My mother nods. “Maybe not. I know it’s easier when people aren’t gossiping and laughing about you, and you know they have reason to. I was lucky. I was with James and nothing else mattered.”
Her words thaw my mood a little. I’m glad she and my father found a way to be together if that’s how they felt for each other. They clearly loved each other a great deal. Back then the pressure on my father to marry someone suitable was probably far greater than I’ve been subjected to.

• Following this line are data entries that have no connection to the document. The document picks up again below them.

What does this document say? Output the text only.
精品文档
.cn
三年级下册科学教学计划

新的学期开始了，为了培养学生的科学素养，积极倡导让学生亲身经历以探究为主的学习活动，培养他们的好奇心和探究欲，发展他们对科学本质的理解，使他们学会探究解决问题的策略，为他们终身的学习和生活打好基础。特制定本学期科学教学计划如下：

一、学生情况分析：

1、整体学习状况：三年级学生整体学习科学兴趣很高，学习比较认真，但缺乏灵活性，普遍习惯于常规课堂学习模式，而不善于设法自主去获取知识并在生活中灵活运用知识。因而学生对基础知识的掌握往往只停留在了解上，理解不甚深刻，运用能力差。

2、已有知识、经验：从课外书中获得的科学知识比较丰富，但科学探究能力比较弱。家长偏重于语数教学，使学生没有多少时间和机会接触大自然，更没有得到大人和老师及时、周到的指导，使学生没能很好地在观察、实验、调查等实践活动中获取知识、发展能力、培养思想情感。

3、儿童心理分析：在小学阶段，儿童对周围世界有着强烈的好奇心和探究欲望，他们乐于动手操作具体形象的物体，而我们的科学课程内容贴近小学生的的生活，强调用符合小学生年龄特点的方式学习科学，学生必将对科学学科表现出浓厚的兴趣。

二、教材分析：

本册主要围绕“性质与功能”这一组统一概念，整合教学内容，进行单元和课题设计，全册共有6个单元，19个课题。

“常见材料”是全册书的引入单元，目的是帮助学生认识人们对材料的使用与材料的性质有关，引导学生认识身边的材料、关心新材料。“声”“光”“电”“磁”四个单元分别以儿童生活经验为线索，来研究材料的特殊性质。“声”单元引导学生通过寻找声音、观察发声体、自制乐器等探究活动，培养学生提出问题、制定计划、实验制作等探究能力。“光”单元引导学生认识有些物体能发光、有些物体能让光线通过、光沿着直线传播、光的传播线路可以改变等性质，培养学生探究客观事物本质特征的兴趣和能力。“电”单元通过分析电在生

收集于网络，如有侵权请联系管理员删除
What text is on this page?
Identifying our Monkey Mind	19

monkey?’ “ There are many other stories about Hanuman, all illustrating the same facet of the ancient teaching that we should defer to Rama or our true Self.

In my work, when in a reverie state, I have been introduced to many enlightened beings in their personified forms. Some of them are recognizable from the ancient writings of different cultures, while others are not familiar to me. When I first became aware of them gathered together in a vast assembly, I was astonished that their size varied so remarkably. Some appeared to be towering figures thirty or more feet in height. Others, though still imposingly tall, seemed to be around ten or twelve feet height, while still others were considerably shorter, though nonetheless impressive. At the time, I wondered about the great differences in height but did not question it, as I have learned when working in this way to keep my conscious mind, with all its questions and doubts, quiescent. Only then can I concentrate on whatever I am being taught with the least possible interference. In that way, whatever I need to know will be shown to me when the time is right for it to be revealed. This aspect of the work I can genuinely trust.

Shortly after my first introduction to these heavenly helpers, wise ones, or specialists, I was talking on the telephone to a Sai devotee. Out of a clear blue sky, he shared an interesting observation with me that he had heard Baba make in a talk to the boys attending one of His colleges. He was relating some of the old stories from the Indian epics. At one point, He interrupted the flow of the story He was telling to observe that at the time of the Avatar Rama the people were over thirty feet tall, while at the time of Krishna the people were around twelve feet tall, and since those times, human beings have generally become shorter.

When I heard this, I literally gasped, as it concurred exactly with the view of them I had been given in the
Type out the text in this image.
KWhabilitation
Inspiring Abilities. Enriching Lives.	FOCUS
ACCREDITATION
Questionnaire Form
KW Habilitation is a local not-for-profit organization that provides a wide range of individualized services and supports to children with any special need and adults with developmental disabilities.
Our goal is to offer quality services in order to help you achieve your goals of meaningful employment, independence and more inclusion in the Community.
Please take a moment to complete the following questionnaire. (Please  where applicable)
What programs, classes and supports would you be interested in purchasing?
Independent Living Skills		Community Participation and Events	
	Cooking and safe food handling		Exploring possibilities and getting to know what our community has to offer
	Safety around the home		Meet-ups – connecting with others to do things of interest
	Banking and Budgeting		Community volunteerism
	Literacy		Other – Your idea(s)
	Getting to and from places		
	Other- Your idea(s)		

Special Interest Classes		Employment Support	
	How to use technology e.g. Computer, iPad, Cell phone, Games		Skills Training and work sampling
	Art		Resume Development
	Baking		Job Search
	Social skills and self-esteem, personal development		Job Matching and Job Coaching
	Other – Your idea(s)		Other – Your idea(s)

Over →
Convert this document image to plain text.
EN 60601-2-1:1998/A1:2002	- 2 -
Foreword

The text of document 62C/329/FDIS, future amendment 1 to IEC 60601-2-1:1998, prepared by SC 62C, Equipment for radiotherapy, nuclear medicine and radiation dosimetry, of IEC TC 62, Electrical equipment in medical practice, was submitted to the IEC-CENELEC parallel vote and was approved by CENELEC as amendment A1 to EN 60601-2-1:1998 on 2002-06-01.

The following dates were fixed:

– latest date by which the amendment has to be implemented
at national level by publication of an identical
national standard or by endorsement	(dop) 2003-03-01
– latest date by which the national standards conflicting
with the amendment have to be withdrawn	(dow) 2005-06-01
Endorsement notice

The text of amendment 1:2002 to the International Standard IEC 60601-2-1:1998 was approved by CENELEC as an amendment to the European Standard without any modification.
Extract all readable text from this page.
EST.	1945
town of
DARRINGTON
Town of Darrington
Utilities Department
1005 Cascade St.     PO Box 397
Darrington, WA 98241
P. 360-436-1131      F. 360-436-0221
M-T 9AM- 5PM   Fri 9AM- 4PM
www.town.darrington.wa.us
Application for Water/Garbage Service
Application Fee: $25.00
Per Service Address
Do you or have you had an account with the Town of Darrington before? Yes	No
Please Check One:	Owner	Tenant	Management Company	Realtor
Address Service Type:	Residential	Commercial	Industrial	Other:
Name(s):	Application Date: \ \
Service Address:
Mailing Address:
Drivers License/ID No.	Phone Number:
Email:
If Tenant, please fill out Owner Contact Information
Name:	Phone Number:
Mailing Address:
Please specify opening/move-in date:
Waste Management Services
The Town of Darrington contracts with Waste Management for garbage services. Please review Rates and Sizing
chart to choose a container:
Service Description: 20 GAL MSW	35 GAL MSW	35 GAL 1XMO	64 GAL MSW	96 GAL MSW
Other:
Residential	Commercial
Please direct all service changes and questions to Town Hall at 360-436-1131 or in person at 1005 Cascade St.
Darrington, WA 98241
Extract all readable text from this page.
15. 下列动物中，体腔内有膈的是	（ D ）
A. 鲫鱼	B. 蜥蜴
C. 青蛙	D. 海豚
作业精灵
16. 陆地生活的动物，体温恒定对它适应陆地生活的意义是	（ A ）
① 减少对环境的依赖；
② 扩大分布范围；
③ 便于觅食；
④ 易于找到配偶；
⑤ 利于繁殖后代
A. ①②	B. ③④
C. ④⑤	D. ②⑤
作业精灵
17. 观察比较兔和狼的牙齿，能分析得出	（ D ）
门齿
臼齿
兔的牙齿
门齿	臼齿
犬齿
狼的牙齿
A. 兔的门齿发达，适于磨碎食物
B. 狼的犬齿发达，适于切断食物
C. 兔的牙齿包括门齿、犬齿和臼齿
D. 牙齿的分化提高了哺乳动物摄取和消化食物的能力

It must have been a concern for them.
So I don’t understand why she can’t have more empathy for me wanting to be with Iris.
“I didn’t want you to live your life in constant fear of being found out and being ridiculed.”
She’s talking about herself. That’s how she’s spent her life and pity settles in my stomach. The thought of my mother livingher entire life worried that she could be found out that she wasn’t who she said she was fills me with sadness and pity. What a horrible life she must have had full of fear and pressure and expectations. It’s one I don’t want for myself.
“It doesn’t matter,” I say. “Because I don’t want to live my life in those circles anymore. I don’t want to spend my life going to charity functions just to be seen. Or sitting on boards that don’t really do anything. I want to live my life differently.”
Iris reaches over and squeezes my hand.
My mother clears her throat and pulls back her shoulders, regaining some of her composure. “I don’t know what that means.”
I sigh. “No, I don’t quite know what that means either. But I’m going to figure out how I want to live my life and do it exactly that way.”
My mother’s throat bobs as she swallows. “I would just ask that you try and see things from my perspective. I was trying to protect you, protect the name that your father and I spent our lives trying not to sully, so you wouldn’t have to deal with the consequences of having a mother who wasn’t… wasn’t anyone.”